= Galgibaga Beach =

Beach in Goa, India

Galgibaga Beach also called Galgibagh Beach is a beach in Kushavati district. It is one of the lesser-known and cleanest beaches of India. It is located in the state of Goa in Canacona region, 7 km from the famous Palolem Beach. Galgibaga beach is reported to be a nesting ground for Olive Ridley turtles.

==Ecology==
Galgibaga Beach is one of the three officially designated nesting sites for Olive Ridley turtles in Goa, alongside Agonda and Morjim beaches. These beaches are under the jurisdiction of Goa’s Forest Department, which implements seasonal restrictions to ensure a safe environment for turtle nesting. Nesting typically occurs during the winter months, with the first sightings often recorded around December or January. In a related case at Agonda Beach, the first Olive Ridley turtle of the season was documented laying 65 eggs in January 2024.
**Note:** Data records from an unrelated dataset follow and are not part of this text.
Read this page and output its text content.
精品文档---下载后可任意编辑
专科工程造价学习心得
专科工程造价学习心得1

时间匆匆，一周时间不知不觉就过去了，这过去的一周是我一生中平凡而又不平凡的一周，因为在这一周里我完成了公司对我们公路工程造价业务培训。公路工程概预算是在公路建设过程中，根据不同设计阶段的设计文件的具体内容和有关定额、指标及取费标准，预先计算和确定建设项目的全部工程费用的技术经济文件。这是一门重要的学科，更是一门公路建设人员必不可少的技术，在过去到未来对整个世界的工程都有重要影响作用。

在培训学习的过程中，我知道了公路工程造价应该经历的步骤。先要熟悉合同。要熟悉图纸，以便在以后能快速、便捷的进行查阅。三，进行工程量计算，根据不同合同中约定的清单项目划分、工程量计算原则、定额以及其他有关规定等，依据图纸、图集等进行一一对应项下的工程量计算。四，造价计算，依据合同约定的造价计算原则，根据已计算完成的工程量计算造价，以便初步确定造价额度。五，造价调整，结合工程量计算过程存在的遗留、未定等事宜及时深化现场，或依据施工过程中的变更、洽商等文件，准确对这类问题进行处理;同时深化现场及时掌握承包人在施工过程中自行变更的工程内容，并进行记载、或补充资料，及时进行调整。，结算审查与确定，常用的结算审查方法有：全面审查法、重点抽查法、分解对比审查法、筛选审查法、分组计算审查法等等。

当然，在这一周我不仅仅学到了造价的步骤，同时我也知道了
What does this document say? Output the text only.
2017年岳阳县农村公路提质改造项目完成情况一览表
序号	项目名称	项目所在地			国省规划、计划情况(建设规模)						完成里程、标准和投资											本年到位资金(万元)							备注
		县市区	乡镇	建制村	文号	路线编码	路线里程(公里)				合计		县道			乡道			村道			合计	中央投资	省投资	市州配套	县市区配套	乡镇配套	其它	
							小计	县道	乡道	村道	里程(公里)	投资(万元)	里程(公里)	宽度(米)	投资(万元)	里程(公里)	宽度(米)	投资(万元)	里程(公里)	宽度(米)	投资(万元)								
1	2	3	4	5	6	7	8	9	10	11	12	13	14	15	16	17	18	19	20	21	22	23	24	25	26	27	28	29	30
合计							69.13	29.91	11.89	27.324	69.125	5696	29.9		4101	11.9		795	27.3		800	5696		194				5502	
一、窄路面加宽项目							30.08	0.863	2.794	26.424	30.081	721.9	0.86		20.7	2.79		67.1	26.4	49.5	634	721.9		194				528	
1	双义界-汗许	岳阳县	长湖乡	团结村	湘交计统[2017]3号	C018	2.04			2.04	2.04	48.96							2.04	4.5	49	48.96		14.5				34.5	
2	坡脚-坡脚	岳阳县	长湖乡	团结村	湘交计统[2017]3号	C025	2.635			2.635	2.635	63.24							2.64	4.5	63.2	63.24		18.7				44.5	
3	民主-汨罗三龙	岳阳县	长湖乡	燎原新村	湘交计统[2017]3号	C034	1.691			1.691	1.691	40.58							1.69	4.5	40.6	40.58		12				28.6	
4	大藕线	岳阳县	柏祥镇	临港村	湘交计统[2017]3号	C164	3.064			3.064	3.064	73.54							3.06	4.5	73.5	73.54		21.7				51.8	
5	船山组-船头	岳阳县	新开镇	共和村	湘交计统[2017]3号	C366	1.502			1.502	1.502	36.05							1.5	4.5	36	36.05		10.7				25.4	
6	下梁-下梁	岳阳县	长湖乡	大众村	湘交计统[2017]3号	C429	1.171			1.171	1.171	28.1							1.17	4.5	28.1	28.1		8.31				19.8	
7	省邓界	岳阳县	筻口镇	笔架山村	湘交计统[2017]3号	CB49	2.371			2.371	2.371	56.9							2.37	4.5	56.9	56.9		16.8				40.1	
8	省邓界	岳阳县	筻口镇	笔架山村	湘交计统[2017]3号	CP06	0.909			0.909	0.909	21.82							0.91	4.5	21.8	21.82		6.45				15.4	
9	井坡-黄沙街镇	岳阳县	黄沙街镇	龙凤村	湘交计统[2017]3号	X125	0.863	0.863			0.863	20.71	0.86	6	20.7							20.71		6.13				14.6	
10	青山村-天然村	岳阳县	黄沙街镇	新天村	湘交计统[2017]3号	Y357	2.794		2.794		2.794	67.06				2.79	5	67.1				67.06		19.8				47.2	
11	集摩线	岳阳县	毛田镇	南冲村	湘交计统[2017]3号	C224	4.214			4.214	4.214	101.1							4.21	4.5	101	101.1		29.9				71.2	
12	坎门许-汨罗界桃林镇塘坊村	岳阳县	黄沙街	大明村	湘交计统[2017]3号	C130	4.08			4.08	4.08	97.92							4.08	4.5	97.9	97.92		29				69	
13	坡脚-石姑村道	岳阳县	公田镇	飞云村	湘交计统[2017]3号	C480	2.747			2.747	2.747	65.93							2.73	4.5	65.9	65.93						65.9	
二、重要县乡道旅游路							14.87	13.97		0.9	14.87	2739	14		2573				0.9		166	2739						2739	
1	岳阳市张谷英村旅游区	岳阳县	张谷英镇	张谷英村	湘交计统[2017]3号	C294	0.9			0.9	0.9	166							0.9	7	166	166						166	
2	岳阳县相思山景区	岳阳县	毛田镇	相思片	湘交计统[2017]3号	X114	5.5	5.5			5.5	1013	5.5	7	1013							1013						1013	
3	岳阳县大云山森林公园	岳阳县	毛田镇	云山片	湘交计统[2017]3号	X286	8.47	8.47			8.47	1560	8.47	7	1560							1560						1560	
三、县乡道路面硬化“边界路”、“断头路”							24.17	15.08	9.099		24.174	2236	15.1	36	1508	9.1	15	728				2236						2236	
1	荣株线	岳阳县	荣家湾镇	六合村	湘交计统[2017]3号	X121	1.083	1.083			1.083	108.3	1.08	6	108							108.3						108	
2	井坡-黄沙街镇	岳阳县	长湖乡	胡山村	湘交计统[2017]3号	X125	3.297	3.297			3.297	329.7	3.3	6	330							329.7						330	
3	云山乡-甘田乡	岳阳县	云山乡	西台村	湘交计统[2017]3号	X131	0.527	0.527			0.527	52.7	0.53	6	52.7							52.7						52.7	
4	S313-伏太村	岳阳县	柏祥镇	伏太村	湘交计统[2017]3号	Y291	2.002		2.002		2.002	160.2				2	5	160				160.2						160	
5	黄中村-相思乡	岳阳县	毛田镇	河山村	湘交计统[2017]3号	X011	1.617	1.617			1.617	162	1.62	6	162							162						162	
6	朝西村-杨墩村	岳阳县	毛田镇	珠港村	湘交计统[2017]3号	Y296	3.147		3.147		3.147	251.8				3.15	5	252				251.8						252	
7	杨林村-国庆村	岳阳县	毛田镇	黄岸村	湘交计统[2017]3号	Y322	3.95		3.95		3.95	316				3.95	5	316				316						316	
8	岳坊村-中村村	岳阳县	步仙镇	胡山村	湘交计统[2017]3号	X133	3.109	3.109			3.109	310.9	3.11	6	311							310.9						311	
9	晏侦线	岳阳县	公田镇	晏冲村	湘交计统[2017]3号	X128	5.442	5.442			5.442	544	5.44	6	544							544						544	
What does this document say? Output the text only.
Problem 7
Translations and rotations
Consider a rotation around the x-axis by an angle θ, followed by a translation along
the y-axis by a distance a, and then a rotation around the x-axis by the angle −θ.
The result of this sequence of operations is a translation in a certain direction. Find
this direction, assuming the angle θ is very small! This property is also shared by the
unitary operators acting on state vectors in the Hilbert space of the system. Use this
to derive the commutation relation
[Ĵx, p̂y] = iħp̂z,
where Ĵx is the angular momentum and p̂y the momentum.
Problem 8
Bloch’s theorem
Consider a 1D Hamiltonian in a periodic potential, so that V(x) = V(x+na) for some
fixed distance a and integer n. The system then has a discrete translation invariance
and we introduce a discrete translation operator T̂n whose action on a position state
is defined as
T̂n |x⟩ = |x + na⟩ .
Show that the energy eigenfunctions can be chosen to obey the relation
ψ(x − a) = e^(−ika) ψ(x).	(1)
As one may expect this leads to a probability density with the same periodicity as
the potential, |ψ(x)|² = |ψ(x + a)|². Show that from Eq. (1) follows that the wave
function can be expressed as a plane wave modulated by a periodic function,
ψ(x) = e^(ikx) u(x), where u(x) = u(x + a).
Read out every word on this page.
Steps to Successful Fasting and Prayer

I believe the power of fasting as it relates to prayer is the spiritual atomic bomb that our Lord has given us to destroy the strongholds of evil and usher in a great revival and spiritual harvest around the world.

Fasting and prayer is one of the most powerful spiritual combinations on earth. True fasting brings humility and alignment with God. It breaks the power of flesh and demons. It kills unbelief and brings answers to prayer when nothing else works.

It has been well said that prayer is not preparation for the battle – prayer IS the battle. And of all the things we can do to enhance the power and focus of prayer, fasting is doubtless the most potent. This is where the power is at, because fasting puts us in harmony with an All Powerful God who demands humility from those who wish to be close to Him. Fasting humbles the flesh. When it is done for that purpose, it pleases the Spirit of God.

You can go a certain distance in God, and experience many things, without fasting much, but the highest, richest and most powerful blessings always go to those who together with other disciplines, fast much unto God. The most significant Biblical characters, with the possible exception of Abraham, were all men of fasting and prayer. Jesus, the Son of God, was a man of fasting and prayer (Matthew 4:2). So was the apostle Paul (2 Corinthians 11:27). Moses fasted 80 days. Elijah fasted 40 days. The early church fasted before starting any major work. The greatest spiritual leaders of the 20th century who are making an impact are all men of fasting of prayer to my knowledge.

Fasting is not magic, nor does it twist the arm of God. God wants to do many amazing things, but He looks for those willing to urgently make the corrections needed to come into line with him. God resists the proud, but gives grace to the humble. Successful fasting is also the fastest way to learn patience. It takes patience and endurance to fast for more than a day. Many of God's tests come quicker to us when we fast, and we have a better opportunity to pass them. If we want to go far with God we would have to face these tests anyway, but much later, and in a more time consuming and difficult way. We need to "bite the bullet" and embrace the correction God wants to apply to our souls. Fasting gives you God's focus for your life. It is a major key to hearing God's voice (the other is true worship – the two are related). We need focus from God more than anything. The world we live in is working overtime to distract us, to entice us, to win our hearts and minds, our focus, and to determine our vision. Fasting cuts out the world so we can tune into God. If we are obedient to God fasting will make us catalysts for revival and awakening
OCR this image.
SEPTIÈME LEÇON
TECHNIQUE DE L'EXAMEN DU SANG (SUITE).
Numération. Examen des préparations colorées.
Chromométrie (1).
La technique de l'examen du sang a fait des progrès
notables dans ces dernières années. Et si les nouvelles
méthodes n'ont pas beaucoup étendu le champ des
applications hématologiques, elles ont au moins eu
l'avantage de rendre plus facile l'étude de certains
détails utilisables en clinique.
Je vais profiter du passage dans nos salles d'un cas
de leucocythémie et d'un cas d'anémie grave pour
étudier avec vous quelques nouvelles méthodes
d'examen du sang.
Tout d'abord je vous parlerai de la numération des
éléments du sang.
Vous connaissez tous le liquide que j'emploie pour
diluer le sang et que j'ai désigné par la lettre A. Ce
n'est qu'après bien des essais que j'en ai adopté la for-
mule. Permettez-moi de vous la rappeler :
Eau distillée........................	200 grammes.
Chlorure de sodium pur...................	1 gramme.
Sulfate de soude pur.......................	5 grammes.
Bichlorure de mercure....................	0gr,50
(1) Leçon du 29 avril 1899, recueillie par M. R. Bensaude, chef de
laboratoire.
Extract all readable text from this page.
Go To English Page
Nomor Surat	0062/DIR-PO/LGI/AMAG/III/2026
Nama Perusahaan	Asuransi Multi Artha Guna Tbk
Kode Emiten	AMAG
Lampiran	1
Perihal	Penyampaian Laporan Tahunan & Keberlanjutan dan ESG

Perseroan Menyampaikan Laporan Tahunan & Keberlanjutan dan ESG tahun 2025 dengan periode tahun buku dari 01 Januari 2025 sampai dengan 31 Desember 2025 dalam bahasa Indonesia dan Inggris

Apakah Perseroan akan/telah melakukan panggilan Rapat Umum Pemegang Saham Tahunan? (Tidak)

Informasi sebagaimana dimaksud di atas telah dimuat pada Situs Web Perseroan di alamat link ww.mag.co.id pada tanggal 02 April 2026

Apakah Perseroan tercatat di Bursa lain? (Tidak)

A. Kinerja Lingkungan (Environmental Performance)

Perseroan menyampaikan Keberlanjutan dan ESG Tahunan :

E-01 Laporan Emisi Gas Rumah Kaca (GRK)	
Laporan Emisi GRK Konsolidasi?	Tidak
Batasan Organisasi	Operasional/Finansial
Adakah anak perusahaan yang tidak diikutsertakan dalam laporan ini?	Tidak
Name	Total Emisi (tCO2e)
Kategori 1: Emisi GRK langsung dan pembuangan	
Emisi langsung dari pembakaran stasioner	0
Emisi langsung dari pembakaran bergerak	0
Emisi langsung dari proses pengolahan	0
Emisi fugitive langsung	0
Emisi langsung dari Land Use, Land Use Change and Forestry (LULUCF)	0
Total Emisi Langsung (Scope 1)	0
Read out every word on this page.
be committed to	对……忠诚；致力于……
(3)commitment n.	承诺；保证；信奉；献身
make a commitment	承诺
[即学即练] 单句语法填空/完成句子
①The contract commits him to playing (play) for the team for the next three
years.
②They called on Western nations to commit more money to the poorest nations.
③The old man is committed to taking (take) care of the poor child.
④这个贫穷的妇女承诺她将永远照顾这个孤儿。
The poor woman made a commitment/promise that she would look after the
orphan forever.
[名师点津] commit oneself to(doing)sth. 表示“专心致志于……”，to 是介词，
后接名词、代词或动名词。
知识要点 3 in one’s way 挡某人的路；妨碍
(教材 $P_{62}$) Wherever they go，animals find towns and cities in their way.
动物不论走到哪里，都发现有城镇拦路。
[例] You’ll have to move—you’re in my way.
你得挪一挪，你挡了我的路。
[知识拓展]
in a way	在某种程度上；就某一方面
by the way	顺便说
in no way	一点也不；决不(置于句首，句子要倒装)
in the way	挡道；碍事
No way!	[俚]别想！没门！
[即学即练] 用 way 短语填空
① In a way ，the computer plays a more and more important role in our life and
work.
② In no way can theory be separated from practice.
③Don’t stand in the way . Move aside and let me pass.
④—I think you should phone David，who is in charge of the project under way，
==Tourism and conservation==
The beach is noted for balancing tourism with conservation efforts. Due to the presence of turtle nesting, infrastructure development in the area remains limited. Accommodations near the beach are sparse and small-scale, contributing to the relatively undisturbed nature of the site. Visitors are expected to follow guidelines that prevent disturbance to turtle nesting grounds, such as avoiding bright lights and noise pollution during nesting season.

==Location==
Galgibaga Beach is located approximately 7 km from the popular Palolem Beach and is accessible by road. It remains relatively secluded compared to other Goan beaches.